Tempo drops somewhat at the hour mark, as Meadows and Fraser take time out to examine the effect of Jimmy’s arrival on several characters. Burke’s Carol, till then rather thinly developed, is a major beneficiary here as the experienced actress/comedienne is given some space to develop her part. Benefitting most, however, is Marlene, and Atkins (a student at a Nottingham-based TV workshop) grasps the chance with impressive maturity. The finale is pure Meadows, and entirely character-based, repaying the audience’s earlier patience at the start of act three.

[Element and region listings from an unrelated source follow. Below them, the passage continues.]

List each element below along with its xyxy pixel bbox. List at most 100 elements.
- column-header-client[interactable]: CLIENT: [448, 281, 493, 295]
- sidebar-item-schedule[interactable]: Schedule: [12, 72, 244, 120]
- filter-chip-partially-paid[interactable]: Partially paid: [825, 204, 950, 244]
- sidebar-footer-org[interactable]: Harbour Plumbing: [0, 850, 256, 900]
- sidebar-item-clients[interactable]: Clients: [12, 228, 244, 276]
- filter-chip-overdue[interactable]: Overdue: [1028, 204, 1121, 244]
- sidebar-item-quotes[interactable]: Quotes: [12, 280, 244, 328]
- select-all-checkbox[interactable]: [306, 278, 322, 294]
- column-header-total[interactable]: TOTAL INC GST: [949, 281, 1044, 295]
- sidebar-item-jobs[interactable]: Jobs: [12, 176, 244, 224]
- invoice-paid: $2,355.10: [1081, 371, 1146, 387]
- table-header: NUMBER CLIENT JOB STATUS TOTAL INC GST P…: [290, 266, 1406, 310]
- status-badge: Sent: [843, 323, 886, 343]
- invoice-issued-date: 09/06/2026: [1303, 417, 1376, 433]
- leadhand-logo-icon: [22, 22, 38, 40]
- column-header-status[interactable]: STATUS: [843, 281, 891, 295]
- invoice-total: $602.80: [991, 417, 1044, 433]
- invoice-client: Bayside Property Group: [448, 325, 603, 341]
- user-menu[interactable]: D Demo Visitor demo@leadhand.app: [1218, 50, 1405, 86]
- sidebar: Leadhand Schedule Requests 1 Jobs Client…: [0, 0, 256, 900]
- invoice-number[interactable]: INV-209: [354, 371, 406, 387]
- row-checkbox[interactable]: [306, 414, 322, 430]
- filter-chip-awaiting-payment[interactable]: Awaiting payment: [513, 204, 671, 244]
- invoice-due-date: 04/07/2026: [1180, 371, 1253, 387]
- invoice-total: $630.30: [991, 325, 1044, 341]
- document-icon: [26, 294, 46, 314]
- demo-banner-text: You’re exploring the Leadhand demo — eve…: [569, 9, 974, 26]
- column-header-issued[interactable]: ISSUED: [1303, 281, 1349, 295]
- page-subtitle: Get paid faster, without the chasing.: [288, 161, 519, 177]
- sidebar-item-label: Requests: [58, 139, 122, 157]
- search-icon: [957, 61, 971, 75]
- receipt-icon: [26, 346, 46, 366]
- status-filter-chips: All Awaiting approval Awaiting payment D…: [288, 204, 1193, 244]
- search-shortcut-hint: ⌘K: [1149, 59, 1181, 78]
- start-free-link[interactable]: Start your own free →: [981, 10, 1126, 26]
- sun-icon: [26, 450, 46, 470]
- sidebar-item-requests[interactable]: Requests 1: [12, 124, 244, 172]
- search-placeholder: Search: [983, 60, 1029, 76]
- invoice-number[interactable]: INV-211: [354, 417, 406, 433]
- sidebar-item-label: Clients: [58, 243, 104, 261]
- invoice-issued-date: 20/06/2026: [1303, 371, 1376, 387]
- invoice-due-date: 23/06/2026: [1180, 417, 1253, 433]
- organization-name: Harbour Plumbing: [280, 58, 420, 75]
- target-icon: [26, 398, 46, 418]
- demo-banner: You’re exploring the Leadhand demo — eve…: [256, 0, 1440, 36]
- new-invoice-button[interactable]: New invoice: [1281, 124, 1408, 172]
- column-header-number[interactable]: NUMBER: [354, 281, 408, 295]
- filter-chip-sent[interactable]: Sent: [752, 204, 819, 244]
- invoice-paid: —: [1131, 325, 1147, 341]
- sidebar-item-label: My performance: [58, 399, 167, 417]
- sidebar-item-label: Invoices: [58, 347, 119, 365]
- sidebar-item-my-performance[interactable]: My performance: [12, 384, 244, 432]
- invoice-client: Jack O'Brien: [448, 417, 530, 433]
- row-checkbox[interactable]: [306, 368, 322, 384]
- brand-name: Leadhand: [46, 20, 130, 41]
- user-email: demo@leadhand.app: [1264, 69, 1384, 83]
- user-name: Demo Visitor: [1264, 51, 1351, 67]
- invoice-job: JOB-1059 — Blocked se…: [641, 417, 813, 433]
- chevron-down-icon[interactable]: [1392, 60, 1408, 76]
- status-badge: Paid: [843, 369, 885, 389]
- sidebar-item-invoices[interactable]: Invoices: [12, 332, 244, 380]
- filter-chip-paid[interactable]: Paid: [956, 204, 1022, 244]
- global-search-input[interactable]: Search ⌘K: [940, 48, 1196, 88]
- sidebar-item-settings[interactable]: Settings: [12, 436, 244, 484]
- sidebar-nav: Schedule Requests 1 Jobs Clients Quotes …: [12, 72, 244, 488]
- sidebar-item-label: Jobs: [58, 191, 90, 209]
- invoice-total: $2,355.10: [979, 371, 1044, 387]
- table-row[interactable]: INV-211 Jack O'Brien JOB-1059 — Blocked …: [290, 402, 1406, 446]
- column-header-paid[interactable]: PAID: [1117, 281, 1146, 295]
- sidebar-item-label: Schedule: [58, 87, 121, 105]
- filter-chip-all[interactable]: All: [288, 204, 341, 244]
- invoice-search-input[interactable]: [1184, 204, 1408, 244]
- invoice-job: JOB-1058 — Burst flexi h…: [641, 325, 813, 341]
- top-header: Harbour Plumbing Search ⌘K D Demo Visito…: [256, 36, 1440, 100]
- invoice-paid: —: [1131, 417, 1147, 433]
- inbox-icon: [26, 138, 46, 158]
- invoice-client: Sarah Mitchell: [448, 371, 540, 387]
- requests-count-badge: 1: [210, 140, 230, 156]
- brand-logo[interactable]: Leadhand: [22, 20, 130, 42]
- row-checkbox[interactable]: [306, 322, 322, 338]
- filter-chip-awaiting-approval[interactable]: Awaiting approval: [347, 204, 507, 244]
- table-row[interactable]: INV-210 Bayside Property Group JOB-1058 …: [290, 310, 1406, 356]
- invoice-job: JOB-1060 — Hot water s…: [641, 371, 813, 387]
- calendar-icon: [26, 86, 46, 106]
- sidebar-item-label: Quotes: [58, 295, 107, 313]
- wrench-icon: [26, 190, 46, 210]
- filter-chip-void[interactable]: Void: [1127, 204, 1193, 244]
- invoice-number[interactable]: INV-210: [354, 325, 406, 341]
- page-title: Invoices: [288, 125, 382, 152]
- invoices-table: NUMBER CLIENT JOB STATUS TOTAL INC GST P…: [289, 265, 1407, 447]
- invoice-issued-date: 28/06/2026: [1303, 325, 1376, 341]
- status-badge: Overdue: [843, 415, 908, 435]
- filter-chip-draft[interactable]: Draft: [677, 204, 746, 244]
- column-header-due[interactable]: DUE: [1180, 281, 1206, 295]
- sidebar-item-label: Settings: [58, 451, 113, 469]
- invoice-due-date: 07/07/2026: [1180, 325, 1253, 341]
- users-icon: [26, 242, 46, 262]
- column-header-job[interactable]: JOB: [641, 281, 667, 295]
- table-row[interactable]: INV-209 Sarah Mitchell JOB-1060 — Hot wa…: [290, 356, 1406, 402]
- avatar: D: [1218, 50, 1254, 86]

Ensemble work is seamless, from major players like the tightly wound Carlyle, quiet but resonant Henderson (so good as the wife in “24 Hour Party People”), the ever-bluff Tomlinson and lilting Ifans — down to the various group choruses in the movie (the Glasgow gangsters, Dek’s staff) and Charlie and Carol’s vast family of kids. Unlike Meadows’ much darker “Romeo Brass,” there’s a real sense of joy in the pic’s coda as the ensemble and character work pay dividends.
Brian Tufano’s lensing of the nondescript Nottingham locations is smart without showing off, and editing is trim, with only about five minutes of spare flesh in the final third.